Por aquel entonces, la fractura de Cabrillo se había gangrenado y el viajero falleció en aquel mismo lugar. Había recorrido por entero la península de Baja California, con una descripción pormenorizada de todos sus accidentes. No había encontrado ni rastro de Cíbola ni de riquezas de ninguna clase, pero murió siendo consciente del inmenso valor histórico de su proeza. Tanto fue así que encargó a su mano derecha, Bartolomé Ferrelo, que continuara la expedición al mando de la flota y este logró alcanzar lo que hoy es el Estado de Oregón. Al saliente que hoy en día separa California de Oregón lo bautizó como cabo Mendocino, en honor del virrey Mendoza, patrocinador del viaje.
Se cree que Ferrelo ordenó enterrar el cuerpo de Cabrillo en la isla Santa Catalina, frente a la actual ciudad de los Ángeles. Hoy en día existe una estatua dedicada al navegante en Punta Loma, San Diego.

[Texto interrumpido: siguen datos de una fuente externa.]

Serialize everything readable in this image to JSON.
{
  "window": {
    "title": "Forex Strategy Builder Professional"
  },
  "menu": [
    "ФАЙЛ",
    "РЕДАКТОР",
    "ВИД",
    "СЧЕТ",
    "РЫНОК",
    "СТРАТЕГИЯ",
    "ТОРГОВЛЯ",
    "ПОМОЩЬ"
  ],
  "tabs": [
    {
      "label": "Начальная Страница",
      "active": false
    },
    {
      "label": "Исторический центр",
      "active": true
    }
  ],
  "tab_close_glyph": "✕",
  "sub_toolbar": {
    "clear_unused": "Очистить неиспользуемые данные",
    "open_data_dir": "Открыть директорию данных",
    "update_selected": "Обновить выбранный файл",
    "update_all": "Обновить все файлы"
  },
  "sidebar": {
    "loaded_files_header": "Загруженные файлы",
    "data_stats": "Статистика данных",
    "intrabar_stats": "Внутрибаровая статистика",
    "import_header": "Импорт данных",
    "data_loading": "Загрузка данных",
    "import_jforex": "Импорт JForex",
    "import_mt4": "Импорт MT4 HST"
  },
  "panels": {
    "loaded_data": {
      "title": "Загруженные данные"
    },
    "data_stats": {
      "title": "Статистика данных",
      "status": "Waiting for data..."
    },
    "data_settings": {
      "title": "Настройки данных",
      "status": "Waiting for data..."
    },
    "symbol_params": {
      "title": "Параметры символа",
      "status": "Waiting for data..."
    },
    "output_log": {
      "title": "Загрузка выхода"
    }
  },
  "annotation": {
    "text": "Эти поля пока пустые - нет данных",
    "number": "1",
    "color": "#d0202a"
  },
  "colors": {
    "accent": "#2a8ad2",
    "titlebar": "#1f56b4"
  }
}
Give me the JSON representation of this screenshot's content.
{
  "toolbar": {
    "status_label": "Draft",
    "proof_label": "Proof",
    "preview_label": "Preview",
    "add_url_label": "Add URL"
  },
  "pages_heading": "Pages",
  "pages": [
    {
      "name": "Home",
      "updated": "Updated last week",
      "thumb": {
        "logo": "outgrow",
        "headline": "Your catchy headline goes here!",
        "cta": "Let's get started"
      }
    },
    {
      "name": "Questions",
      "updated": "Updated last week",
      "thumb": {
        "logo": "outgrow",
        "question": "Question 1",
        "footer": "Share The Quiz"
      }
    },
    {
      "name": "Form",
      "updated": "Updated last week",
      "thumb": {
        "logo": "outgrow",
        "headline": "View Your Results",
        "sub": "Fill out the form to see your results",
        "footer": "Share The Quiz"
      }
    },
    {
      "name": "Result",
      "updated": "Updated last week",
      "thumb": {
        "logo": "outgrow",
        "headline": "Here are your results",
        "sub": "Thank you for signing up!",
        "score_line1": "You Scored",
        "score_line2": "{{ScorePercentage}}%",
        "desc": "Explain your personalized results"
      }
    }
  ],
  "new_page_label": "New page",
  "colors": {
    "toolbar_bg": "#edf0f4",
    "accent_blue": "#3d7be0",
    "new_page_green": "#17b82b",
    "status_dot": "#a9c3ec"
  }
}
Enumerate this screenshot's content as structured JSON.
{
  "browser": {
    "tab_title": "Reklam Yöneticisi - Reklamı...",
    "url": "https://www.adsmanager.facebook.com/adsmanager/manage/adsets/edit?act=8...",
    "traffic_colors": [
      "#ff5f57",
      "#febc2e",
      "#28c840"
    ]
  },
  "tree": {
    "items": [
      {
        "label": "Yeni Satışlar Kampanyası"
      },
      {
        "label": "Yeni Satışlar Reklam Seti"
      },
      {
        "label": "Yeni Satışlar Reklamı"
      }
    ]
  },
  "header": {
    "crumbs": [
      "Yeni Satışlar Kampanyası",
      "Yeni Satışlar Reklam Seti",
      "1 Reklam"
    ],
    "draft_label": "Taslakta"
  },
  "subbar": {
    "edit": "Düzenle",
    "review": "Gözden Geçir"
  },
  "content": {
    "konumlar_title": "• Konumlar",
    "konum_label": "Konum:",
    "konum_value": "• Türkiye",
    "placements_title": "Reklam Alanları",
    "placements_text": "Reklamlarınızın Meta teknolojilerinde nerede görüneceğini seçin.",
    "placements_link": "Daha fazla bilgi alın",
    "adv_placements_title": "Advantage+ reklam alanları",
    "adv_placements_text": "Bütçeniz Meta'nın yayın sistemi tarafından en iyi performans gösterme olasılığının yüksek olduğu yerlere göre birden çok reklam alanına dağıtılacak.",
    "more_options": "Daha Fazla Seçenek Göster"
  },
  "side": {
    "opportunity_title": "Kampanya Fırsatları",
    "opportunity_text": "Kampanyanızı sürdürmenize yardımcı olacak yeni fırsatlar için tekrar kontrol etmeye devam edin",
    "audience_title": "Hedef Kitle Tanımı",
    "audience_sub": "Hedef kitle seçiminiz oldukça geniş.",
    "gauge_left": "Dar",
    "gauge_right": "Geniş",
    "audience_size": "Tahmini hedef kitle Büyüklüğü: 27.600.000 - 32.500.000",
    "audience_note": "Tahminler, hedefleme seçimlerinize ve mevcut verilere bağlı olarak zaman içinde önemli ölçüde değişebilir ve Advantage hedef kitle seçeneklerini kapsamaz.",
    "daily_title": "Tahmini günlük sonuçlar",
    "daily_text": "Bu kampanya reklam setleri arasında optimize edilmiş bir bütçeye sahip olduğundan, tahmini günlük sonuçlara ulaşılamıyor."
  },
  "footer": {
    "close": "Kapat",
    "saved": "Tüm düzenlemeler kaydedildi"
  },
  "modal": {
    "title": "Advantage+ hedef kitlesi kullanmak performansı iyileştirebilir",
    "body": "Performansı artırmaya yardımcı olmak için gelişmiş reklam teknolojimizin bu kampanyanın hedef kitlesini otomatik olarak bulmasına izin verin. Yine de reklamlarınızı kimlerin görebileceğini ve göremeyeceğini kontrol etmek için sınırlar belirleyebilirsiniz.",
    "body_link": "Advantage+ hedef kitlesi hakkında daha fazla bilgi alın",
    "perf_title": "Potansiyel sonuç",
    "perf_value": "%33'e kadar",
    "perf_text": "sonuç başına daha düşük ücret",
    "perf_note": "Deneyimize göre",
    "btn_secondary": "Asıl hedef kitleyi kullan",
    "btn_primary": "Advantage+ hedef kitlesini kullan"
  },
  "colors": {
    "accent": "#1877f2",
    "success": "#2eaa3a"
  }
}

Desde el año 2015, el Museo Marítimo de San Diego cuenta en su puerto con una reproducción exacta de la San Salvador, la nave comandante de la flota de Cabrillo. Este tesoro de la navegación recibe visitantes de manera habitual y además ha atracado en los principales puertos del mundo.
En California se recuerda con agrado la figura de Juan Rodríguez Cabrillo, navegante español que conoció la pobreza, la guerra, la muerte y finalmente la riqueza, el amor y la familia. Pero no se contentó con eso y, por el mero afán de descubrir una tierra misteriosa, se embarcó en un viaje que le costó la vida, pero que trajo al mundo conocimiento, ciencia e historia.
En mitad de una era de prodigios, Cabrillo fue un hombre especial, que renunció a la guerra y, más allá incluso de California, en el mar se conoció a sí mismo.